Jan Jambon (N-VA) pourrait faire l’affaire. Dans le scénario encore peu probable que la N-VA se réunisse avec le PS, et qu’une coalition bourguignonne puisse émerger, il semble y avoir de bonnes chances que la N-VA, comme on l’a souvent dit pendant la campagne, revendique cette fois le poste de premier ministre.

En termes de perception, ce sera très difficile pour le PS, qui devra non seulement expliquer à ses partisans qu’il régnera désormais avec la N-VA, mais aussi qu’il fait entrer un nationaliste flamand au Seize.

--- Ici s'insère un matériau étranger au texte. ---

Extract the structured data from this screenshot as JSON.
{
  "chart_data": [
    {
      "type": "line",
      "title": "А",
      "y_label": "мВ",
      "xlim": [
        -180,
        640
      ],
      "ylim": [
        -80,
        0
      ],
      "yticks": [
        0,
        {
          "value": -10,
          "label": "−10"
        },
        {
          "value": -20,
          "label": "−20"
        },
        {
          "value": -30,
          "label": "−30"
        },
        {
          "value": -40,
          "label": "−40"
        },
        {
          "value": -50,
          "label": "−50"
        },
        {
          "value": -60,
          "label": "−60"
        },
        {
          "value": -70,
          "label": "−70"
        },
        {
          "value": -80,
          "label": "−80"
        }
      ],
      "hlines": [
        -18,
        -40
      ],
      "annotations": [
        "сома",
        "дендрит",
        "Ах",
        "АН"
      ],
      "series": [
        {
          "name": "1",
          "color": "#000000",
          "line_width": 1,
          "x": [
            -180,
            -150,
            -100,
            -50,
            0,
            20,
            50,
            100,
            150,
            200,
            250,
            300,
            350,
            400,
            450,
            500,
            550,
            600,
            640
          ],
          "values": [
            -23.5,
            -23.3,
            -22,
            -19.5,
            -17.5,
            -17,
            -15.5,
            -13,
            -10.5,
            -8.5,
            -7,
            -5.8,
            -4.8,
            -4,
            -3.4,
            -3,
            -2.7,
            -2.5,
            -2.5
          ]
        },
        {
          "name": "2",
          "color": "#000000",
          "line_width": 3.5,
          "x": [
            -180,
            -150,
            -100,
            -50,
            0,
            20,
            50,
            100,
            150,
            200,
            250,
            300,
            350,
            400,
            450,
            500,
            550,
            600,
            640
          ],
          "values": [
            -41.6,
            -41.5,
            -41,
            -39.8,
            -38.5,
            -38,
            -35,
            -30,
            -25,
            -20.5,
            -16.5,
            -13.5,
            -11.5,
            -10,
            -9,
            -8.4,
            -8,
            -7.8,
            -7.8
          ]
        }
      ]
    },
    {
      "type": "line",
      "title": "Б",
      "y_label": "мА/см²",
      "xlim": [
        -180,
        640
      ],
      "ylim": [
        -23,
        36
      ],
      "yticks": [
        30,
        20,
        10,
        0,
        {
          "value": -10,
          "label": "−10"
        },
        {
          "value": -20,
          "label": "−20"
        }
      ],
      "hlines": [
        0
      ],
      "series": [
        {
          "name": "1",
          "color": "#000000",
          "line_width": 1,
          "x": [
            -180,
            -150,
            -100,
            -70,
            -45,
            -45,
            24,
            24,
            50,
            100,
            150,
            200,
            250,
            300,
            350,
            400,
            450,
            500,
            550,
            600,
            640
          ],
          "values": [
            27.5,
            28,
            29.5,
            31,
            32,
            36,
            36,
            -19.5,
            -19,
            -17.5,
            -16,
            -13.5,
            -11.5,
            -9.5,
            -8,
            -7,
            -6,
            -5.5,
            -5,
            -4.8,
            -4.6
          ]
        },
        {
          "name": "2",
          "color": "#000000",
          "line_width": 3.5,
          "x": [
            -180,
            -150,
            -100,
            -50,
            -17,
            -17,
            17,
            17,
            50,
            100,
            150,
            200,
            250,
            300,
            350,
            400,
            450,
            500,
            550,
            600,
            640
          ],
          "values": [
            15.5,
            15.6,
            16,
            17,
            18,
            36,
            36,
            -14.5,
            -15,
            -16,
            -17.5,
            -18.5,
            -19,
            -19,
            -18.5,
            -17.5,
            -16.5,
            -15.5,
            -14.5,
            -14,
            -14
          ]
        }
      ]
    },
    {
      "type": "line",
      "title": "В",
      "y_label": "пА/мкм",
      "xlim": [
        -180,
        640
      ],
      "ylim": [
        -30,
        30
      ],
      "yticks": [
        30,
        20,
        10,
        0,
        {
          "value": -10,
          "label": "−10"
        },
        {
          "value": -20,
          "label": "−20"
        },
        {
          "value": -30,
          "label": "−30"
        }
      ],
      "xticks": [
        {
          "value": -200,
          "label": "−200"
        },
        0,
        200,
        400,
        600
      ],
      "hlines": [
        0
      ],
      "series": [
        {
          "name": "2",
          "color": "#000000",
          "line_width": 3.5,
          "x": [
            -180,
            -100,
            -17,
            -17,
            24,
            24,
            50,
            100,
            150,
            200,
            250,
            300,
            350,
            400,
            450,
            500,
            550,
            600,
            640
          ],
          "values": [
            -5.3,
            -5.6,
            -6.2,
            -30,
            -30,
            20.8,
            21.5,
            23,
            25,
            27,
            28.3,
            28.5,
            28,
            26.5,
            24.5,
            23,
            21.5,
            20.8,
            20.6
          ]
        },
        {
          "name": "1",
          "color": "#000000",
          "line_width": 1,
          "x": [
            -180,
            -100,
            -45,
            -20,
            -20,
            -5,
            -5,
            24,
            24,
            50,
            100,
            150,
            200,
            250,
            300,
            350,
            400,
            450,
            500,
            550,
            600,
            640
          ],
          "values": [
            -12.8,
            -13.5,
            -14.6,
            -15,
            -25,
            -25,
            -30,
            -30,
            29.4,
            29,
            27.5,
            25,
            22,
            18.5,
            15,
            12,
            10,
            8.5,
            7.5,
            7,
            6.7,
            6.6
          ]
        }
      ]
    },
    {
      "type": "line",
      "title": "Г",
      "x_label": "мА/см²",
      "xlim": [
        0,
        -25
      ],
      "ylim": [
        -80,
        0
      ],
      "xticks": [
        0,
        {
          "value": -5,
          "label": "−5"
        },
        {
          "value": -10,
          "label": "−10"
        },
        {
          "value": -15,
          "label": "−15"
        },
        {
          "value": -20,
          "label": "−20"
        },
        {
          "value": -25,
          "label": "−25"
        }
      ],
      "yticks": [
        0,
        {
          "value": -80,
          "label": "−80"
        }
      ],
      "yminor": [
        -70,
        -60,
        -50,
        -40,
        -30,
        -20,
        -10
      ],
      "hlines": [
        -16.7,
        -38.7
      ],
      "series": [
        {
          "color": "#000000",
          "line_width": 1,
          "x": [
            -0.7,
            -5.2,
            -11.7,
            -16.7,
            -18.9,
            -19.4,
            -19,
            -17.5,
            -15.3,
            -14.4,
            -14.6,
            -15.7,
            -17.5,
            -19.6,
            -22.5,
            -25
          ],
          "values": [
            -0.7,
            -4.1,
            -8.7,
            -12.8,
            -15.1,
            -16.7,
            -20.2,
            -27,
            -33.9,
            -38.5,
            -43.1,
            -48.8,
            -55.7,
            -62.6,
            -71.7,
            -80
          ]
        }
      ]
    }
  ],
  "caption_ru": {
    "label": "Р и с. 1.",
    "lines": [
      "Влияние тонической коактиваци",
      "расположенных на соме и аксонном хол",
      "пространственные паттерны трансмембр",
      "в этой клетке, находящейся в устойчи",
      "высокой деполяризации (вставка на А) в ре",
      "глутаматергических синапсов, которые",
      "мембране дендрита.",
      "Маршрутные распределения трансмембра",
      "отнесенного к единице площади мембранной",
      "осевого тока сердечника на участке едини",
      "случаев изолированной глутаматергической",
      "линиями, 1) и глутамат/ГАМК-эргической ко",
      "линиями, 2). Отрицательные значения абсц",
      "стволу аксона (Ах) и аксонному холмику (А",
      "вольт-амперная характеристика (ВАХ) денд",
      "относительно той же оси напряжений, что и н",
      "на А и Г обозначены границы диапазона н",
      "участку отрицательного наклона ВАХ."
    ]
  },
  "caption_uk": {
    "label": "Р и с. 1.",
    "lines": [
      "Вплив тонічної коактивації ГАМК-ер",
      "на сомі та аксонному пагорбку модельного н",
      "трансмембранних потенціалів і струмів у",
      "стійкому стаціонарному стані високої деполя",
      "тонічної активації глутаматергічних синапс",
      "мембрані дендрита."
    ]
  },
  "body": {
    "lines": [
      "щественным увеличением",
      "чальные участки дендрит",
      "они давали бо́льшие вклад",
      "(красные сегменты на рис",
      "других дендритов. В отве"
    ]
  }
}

Jambon, cependant, est connu de ses partenaires de la coalition actuelle comme un homme amical, toujours à la recherche d’un consensus. Même dans la mesure où cela frustre beaucoup de gens au sein de sa propre N-VA et les inquiète dans l’éventualité d’un gouvernement Jambon I. Mais l’alternative, que Bart De Wever lui-même aille au Seize, est un tel cauchemar pour beaucoup en Belgique francophone (tant pour le PS que pour le MR), que pour le moment, cela semble une pure fiction. Ou comment les vetos des deux côtés maintiendront probablement les deux hommes politiques les plus forts de leur génération, Di Rupo et De Wever, hors du Seize.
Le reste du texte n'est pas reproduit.